Un bulletin en dehors du centre de vote, c’est déjà un bulletin de trop. Maintenant, on en a retrouvé deux ! Il y a une enquête policière en cours et je préfère attendre l’issue avant de me prononcer davantage sur le sujet. Mais, c’est certainement inadmissible que deux bulletins se retrouvent en dehors.

Cette année, 2533 canvasseurs ont couvert l’ensemble pays et ils ont touché 298 000 maisons.»
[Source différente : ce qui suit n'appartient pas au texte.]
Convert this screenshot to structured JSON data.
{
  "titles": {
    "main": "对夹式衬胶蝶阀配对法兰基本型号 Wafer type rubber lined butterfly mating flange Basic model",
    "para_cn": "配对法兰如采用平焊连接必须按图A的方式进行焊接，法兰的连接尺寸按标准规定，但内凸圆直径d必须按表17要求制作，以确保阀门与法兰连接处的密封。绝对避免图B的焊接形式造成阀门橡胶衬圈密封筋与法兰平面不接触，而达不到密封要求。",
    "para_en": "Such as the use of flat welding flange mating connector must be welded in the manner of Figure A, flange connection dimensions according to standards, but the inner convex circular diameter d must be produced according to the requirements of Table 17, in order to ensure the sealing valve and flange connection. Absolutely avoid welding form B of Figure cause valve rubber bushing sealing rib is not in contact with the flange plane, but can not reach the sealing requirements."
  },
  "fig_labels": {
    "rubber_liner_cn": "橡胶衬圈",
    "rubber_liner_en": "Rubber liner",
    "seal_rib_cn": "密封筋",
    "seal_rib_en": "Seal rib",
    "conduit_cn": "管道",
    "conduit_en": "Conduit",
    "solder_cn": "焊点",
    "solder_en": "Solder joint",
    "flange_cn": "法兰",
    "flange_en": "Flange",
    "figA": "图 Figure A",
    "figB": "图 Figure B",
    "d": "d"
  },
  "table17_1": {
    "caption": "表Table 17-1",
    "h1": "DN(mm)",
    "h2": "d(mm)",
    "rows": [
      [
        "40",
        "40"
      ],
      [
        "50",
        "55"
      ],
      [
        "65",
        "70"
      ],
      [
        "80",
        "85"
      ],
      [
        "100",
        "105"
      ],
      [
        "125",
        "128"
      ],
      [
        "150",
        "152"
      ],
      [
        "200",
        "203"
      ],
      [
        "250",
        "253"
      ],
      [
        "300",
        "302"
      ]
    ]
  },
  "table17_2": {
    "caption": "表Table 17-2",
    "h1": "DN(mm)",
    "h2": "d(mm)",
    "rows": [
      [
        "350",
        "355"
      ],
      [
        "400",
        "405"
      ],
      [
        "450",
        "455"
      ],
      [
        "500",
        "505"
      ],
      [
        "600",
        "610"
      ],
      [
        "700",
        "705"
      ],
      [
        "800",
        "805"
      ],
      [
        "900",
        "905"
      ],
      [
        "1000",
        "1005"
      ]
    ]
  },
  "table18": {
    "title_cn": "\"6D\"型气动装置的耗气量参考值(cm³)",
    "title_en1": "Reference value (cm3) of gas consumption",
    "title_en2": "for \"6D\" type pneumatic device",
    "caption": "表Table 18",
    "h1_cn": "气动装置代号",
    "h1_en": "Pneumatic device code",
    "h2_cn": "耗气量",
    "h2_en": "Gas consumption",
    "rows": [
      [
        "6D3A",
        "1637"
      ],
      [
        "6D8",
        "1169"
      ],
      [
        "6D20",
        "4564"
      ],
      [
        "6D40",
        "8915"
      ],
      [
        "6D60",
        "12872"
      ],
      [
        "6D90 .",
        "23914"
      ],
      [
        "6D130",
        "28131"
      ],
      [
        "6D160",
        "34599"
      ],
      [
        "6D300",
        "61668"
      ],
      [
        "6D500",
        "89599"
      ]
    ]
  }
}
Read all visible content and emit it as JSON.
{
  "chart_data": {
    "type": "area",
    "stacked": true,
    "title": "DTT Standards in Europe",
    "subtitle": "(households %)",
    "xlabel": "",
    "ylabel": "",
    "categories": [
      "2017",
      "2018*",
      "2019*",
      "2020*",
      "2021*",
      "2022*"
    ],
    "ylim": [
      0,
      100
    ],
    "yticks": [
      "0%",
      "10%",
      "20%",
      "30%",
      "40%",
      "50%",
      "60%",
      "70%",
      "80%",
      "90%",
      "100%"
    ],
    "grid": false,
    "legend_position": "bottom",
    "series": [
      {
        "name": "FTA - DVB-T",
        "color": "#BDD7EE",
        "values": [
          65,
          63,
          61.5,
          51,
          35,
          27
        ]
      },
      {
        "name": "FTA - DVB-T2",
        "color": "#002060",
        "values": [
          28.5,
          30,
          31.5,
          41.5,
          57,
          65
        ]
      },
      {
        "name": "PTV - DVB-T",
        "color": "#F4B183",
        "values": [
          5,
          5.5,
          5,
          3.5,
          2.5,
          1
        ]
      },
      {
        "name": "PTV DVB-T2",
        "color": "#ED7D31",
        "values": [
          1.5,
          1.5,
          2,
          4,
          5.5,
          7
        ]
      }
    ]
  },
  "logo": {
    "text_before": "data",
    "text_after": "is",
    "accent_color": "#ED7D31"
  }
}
Vous avez dit que des sanctions seront prises contre les fonctionnaires s’ils sont trouvés coupables. Cela veut-il dire qu’il y a eu la possibilité que certains officiers aient pu agir en dehors du cadre légal ?
Je ne dirais pas cela mais si un fonctionnaire est trouvé coupable à l’issue de l’enquête policière, il ou elle doit assumer les conséquences. Mais je dois aussi attirer l’attention sur le bon travail qu’a accompli l’ensemble des fonctionnaires au cours des dernières élections générales. Je saisis l’occasion pour leur rendre un vibrant hommage. D’ailleurs, on a dû préparer ces élections dans un court délai et changer 40 centres de vote en raison de la tenue des examens de Cambridge. Vous savez l’erreur humaine existe et il est bon de faire ressortir que des élections générales parfaites n’existent pas dans le monde. Même aux Etats-Unis, il existe des manquements lors des législatives.
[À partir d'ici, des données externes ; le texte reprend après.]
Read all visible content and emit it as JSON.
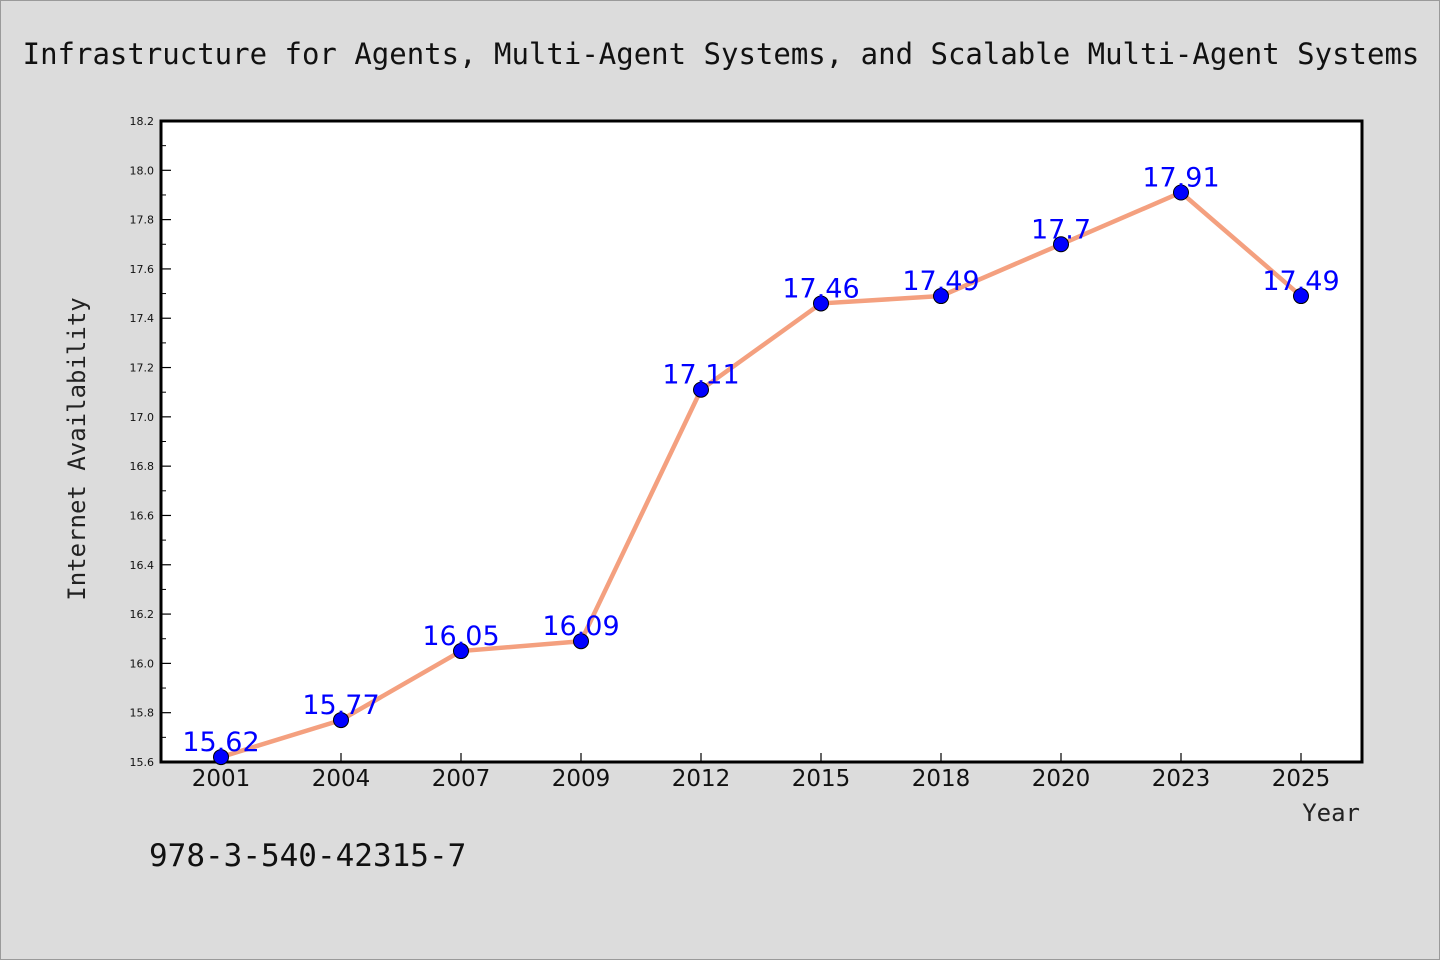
{
  "chart_data": {
    "type": "line",
    "title": "Infrastructure for Agents, Multi-Agent Systems, and Scalable Multi-Agent Systems",
    "xlabel": "Year",
    "ylabel": "Internet Availability",
    "categories": [
      "2001",
      "2004",
      "2007",
      "2009",
      "2012",
      "2015",
      "2018",
      "2020",
      "2023",
      "2025"
    ],
    "series": [
      {
        "values": [
          15.62,
          15.77,
          16.05,
          16.09,
          17.11,
          17.46,
          17.49,
          17.7,
          17.91,
          17.49
        ]
      }
    ],
    "data_labels": [
      "15.62",
      "15.77",
      "16.05",
      "16.09",
      "17.11",
      "17.46",
      "17.49",
      "17.7",
      "17.91",
      "17.49"
    ],
    "ylim": [
      15.6,
      18.2
    ],
    "yticks": [
      "15.6",
      "15.8",
      "16.0",
      "16.2",
      "16.4",
      "16.6",
      "16.8",
      "17.0",
      "17.2",
      "17.4",
      "17.6",
      "17.8",
      "18.0",
      "18.2"
    ],
    "grid": false,
    "legend": "none",
    "annotation": "978-3-540-42315-7",
    "colors": {
      "line": "#f4a07f",
      "marker": "#0000ff",
      "data_label": "#0000ff",
      "background": "#dcdcdc",
      "plot_area": "#ffffff"
    }
  }
}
Dans certains centres de vote, on a pu constater un grand nombre d’agents politiques qui agissent comme counting agents. Or, la plupart du temps ils étaient en dehors des counting stations et faisaient pas mal de bruit. N’est-il pas temps de revoir tout le fonctionnement ?
Le Returning Officer est le seul maître à bord. Il a la responsabilité de faire régner l’ordre et la discipline dans le centre de vote ou de dépouillement. Les counting agents n’ont pas le droit d’être en dehors de la salle de classe.
La photo d’une urne avec des bulletins bien rangés fait le buzz sur le net. Y-a-t-il une explication rationnelle à cela ?
Laissez-moi vous expliquer le déroulement entourant ces événements. Le jour du vote à 6h50, les candidats de cette circonscription ont vérifié les urnes. Une alliance politique a voulu mettre ses propres scellés sur les urnes. Après 18h, lorsque les urnes ont été acheminées vers les Guard Rooms, un agent politique a attiré l’attention sur les bulletins « bien rangés ». Les candidats, surtout ceux de l’alliance politique qui ont mis leurs propres scellés sur les urnes, ont accepté les explications des officiers de la Commission électorale. Le lendemain, la boîte en question avait toujours les scellés numérotés de la Commission ainsi que ceux de ladite alliance politique. Dites-moi à quel moment quelqu’un aurait pu tamper avec ces bulletins ? C’est impossible !

Certaines personnes accusent la Commission d’avoir pratiqué l’ethnic profiling. Une accusation très grave, n’est-ce pas ?
C’est grotesque, impensable et même blessant de dire que nous avons pratiqué l’ethnic profiling. Pa gagn droit mem fer sa.